Paris — Paris s'est dit "surpris" des déclarations du ministre libyen de l'Intérieur qui a accusé jeudi la France de soutenir le maréchal Khalifa Haftar dont les forces ont lancé un assaut contre la capitale Tripoli.

"Nous sommes surpris par ces déclarations dont nous ne savons pas si elles engagent l'ensemble du gouvernement d'entente nationale" (GNA), a indiqué la porte-parole du ministère de l'Europe et des Affaires étrangères, Agnès Von Der Muhll lors d'un point de presse.

Dans un communiqué publié par son service de presse, le ministre de l'Intérieur, Fathi Bach Agha, a ordonné "la suspension de tout lien entre (son) ministère et la partie française dans le cadre des accords sécuritaires bilatéraux (...) à cause de la position du gouvernement français soutenant le criminel Haftar qui agit contre la légitimité".

Considérée par des diplomates et des analystes comme l'un des appuis du maréchal Haftar, la France avait démenti avoir soutenu son offensive contre Tripoli, siège du GNA.

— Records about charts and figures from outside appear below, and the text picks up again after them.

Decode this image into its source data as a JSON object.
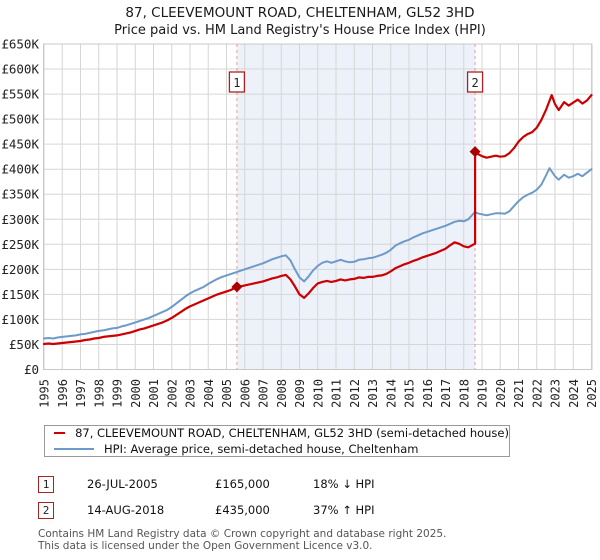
{
  "chart_data": {
    "type": "line",
    "title": "87, CLEEVEMOUNT ROAD, CHELTENHAM, GL52 3HD",
    "subtitle": "Price paid vs. HM Land Registry's House Price Index (HPI)",
    "grid": true,
    "ylim": [
      0,
      650
    ],
    "ytick_step": 50,
    "ytick_prefix": "£",
    "ytick_suffix": "K",
    "xticks": [
      1995,
      1996,
      1997,
      1998,
      1999,
      2000,
      2001,
      2002,
      2003,
      2004,
      2005,
      2006,
      2007,
      2008,
      2009,
      2010,
      2011,
      2012,
      2013,
      2014,
      2015,
      2016,
      2017,
      2018,
      2019,
      2020,
      2021,
      2022,
      2023,
      2024,
      2025
    ],
    "xlim": [
      1995,
      2025
    ],
    "legend_position": "bottom",
    "colors": {
      "grid": "#d6d6d6",
      "plot_border": "#c8c8c8",
      "band": "#edf1fa",
      "dash": "#ee9999",
      "marker": "#aa0000",
      "marker_box_border": "#aa2222",
      "tick_text": "#222222"
    },
    "shaded_region": {
      "x_start": 2005.57,
      "x_end": 2018.62
    },
    "series": [
      {
        "name": "87, CLEEVEMOUNT ROAD, CHELTENHAM, GL52 3HD (semi-detached house)",
        "color": "#cc0000",
        "points": [
          [
            1995,
            51
          ],
          [
            1995.25,
            52
          ],
          [
            1995.5,
            51
          ],
          [
            1995.75,
            52
          ],
          [
            1996,
            53
          ],
          [
            1996.25,
            54
          ],
          [
            1996.5,
            55
          ],
          [
            1996.75,
            56
          ],
          [
            1997,
            57
          ],
          [
            1997.25,
            59
          ],
          [
            1997.5,
            60
          ],
          [
            1997.75,
            62
          ],
          [
            1998,
            63
          ],
          [
            1998.25,
            65
          ],
          [
            1998.5,
            66
          ],
          [
            1998.75,
            67
          ],
          [
            1999,
            68
          ],
          [
            1999.25,
            70
          ],
          [
            1999.5,
            72
          ],
          [
            1999.75,
            74
          ],
          [
            2000,
            77
          ],
          [
            2000.25,
            80
          ],
          [
            2000.5,
            82
          ],
          [
            2000.75,
            85
          ],
          [
            2001,
            88
          ],
          [
            2001.25,
            91
          ],
          [
            2001.5,
            94
          ],
          [
            2001.75,
            98
          ],
          [
            2002,
            103
          ],
          [
            2002.25,
            109
          ],
          [
            2002.5,
            115
          ],
          [
            2002.75,
            121
          ],
          [
            2003,
            126
          ],
          [
            2003.25,
            130
          ],
          [
            2003.5,
            134
          ],
          [
            2003.75,
            138
          ],
          [
            2004,
            142
          ],
          [
            2004.25,
            146
          ],
          [
            2004.5,
            150
          ],
          [
            2004.75,
            153
          ],
          [
            2005,
            156
          ],
          [
            2005.25,
            159
          ],
          [
            2005.57,
            165
          ],
          [
            2005.75,
            166
          ],
          [
            2006,
            168
          ],
          [
            2006.25,
            170
          ],
          [
            2006.5,
            172
          ],
          [
            2006.75,
            174
          ],
          [
            2007,
            176
          ],
          [
            2007.25,
            179
          ],
          [
            2007.5,
            182
          ],
          [
            2007.75,
            184
          ],
          [
            2008,
            187
          ],
          [
            2008.25,
            189
          ],
          [
            2008.5,
            180
          ],
          [
            2008.75,
            166
          ],
          [
            2009,
            150
          ],
          [
            2009.25,
            143
          ],
          [
            2009.5,
            152
          ],
          [
            2009.75,
            163
          ],
          [
            2010,
            172
          ],
          [
            2010.25,
            175
          ],
          [
            2010.5,
            177
          ],
          [
            2010.75,
            175
          ],
          [
            2011,
            177
          ],
          [
            2011.25,
            180
          ],
          [
            2011.5,
            178
          ],
          [
            2011.75,
            180
          ],
          [
            2012,
            181
          ],
          [
            2012.25,
            184
          ],
          [
            2012.5,
            183
          ],
          [
            2012.75,
            185
          ],
          [
            2013,
            185
          ],
          [
            2013.25,
            187
          ],
          [
            2013.5,
            188
          ],
          [
            2013.75,
            191
          ],
          [
            2014,
            196
          ],
          [
            2014.25,
            202
          ],
          [
            2014.5,
            206
          ],
          [
            2014.75,
            210
          ],
          [
            2015,
            213
          ],
          [
            2015.25,
            217
          ],
          [
            2015.5,
            220
          ],
          [
            2015.75,
            224
          ],
          [
            2016,
            227
          ],
          [
            2016.25,
            230
          ],
          [
            2016.5,
            233
          ],
          [
            2016.75,
            237
          ],
          [
            2017,
            241
          ],
          [
            2017.25,
            248
          ],
          [
            2017.5,
            254
          ],
          [
            2017.75,
            251
          ],
          [
            2018,
            246
          ],
          [
            2018.25,
            244
          ],
          [
            2018.5,
            249
          ],
          [
            2018.62,
            251
          ],
          [
            2018.62,
            435
          ],
          [
            2018.75,
            431
          ],
          [
            2019,
            426
          ],
          [
            2019.25,
            423
          ],
          [
            2019.5,
            425
          ],
          [
            2019.75,
            427
          ],
          [
            2020,
            425
          ],
          [
            2020.25,
            426
          ],
          [
            2020.5,
            432
          ],
          [
            2020.75,
            442
          ],
          [
            2021,
            455
          ],
          [
            2021.25,
            464
          ],
          [
            2021.5,
            470
          ],
          [
            2021.75,
            474
          ],
          [
            2022,
            483
          ],
          [
            2022.25,
            498
          ],
          [
            2022.5,
            518
          ],
          [
            2022.82,
            548
          ],
          [
            2023,
            530
          ],
          [
            2023.2,
            518
          ],
          [
            2023.5,
            534
          ],
          [
            2023.75,
            527
          ],
          [
            2024,
            533
          ],
          [
            2024.25,
            539
          ],
          [
            2024.5,
            531
          ],
          [
            2024.75,
            537
          ],
          [
            2025,
            548
          ]
        ]
      },
      {
        "name": "HPI: Average price, semi-detached house, Cheltenham",
        "color": "#6d9ac8",
        "points": [
          [
            1995,
            62
          ],
          [
            1995.25,
            63
          ],
          [
            1995.5,
            62
          ],
          [
            1995.75,
            64
          ],
          [
            1996,
            65
          ],
          [
            1996.25,
            66
          ],
          [
            1996.5,
            67
          ],
          [
            1996.75,
            68
          ],
          [
            1997,
            70
          ],
          [
            1997.25,
            71
          ],
          [
            1997.5,
            73
          ],
          [
            1997.75,
            75
          ],
          [
            1998,
            77
          ],
          [
            1998.25,
            78
          ],
          [
            1998.5,
            80
          ],
          [
            1998.75,
            82
          ],
          [
            1999,
            83
          ],
          [
            1999.25,
            86
          ],
          [
            1999.5,
            88
          ],
          [
            1999.75,
            91
          ],
          [
            2000,
            94
          ],
          [
            2000.25,
            97
          ],
          [
            2000.5,
            100
          ],
          [
            2000.75,
            103
          ],
          [
            2001,
            107
          ],
          [
            2001.25,
            111
          ],
          [
            2001.5,
            115
          ],
          [
            2001.75,
            119
          ],
          [
            2002,
            125
          ],
          [
            2002.25,
            132
          ],
          [
            2002.5,
            139
          ],
          [
            2002.75,
            146
          ],
          [
            2003,
            152
          ],
          [
            2003.25,
            157
          ],
          [
            2003.5,
            161
          ],
          [
            2003.75,
            165
          ],
          [
            2004,
            171
          ],
          [
            2004.25,
            176
          ],
          [
            2004.5,
            181
          ],
          [
            2004.75,
            185
          ],
          [
            2005,
            188
          ],
          [
            2005.25,
            191
          ],
          [
            2005.5,
            194
          ],
          [
            2005.75,
            197
          ],
          [
            2006,
            200
          ],
          [
            2006.25,
            203
          ],
          [
            2006.5,
            206
          ],
          [
            2006.75,
            209
          ],
          [
            2007,
            212
          ],
          [
            2007.25,
            216
          ],
          [
            2007.5,
            220
          ],
          [
            2007.75,
            223
          ],
          [
            2008,
            226
          ],
          [
            2008.25,
            228
          ],
          [
            2008.5,
            218
          ],
          [
            2008.75,
            200
          ],
          [
            2009,
            184
          ],
          [
            2009.25,
            176
          ],
          [
            2009.5,
            186
          ],
          [
            2009.75,
            198
          ],
          [
            2010,
            207
          ],
          [
            2010.25,
            213
          ],
          [
            2010.5,
            216
          ],
          [
            2010.75,
            213
          ],
          [
            2011,
            216
          ],
          [
            2011.25,
            219
          ],
          [
            2011.5,
            216
          ],
          [
            2011.75,
            214
          ],
          [
            2012,
            215
          ],
          [
            2012.25,
            219
          ],
          [
            2012.5,
            220
          ],
          [
            2012.75,
            222
          ],
          [
            2013,
            223
          ],
          [
            2013.25,
            226
          ],
          [
            2013.5,
            229
          ],
          [
            2013.75,
            233
          ],
          [
            2014,
            239
          ],
          [
            2014.25,
            247
          ],
          [
            2014.5,
            252
          ],
          [
            2014.75,
            256
          ],
          [
            2015,
            259
          ],
          [
            2015.25,
            264
          ],
          [
            2015.5,
            268
          ],
          [
            2015.75,
            272
          ],
          [
            2016,
            275
          ],
          [
            2016.25,
            278
          ],
          [
            2016.5,
            281
          ],
          [
            2016.75,
            284
          ],
          [
            2017,
            287
          ],
          [
            2017.25,
            291
          ],
          [
            2017.5,
            295
          ],
          [
            2017.75,
            297
          ],
          [
            2018,
            296
          ],
          [
            2018.25,
            300
          ],
          [
            2018.5,
            310
          ],
          [
            2018.62,
            315
          ],
          [
            2018.75,
            312
          ],
          [
            2019,
            310
          ],
          [
            2019.25,
            308
          ],
          [
            2019.5,
            310
          ],
          [
            2019.75,
            312
          ],
          [
            2020,
            312
          ],
          [
            2020.25,
            311
          ],
          [
            2020.5,
            316
          ],
          [
            2020.75,
            326
          ],
          [
            2021,
            336
          ],
          [
            2021.25,
            344
          ],
          [
            2021.5,
            349
          ],
          [
            2021.75,
            353
          ],
          [
            2022,
            359
          ],
          [
            2022.25,
            369
          ],
          [
            2022.5,
            387
          ],
          [
            2022.7,
            402
          ],
          [
            2023,
            386
          ],
          [
            2023.2,
            379
          ],
          [
            2023.5,
            389
          ],
          [
            2023.75,
            383
          ],
          [
            2024,
            386
          ],
          [
            2024.25,
            391
          ],
          [
            2024.5,
            386
          ],
          [
            2024.75,
            393
          ],
          [
            2025,
            400
          ]
        ]
      }
    ],
    "sale_markers": [
      {
        "n": "1",
        "x": 2005.57,
        "value": 165,
        "date": "26-JUL-2005",
        "price": "£165,000",
        "hpi_relation": "18% ↓ HPI"
      },
      {
        "n": "2",
        "x": 2018.62,
        "value": 435,
        "date": "14-AUG-2018",
        "price": "£435,000",
        "hpi_relation": "37% ↑ HPI"
      }
    ]
  },
  "footer": {
    "line1": "Contains HM Land Registry data © Crown copyright and database right 2025.",
    "line2": "This data is licensed under the Open Government Licence v3.0."
  }
}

"Elle appelle à nouveau à un cessez-le-feu rapide et à une reprise sans délai du dialogue, en vue de relancer un processus politique crédible, conduit sous l'autorité des Nations unies", a-t-elle ajouté, précisant qu'avec ses partenaires, notamment européens, "la France œuvre sans relâche à favoriser une solution politique, conformément aux engagements pris par les parties libyennes à Paris, Palerme et Abou Dhabi".

Le porte-parole a indiqué que la France soutient l'initiative britannique au Conseil de sécurité des Nations unies en vue de l'adoption d'une résolution appelant à un cessez-le-feu.

Des analystes et des pro-GNA accusent Paris de bloquer des résolutions condamnant l'offensive au Conseil de sécurité de l'ONU ou à l'Union européenne.

La France est accusée également de relayer la rhétorique de l'Armée nationale libyenne (ANL, autoproclamée) de Haftar, qui justifie son offensive par le fait qu'elle cherche à combattre les "terroristes" à Tripoli, selon une source gouvernementale dans la capitale libyenne qui a requis l'anonymat.

Quelques dizaines de manifestants, dont plusieurs portants des gilets jaunes, ont dénoncé mardi dernier à Tripoli ce qu'ils ont qualifié de "soutien" de la France au maréchal Haftar.

"La France doit cesser de soutenir le rebelle Haftar en Libye", "La France fournit des armes aux rebelles pour le pétrole", ont-ils écrit en français sur des pancartes.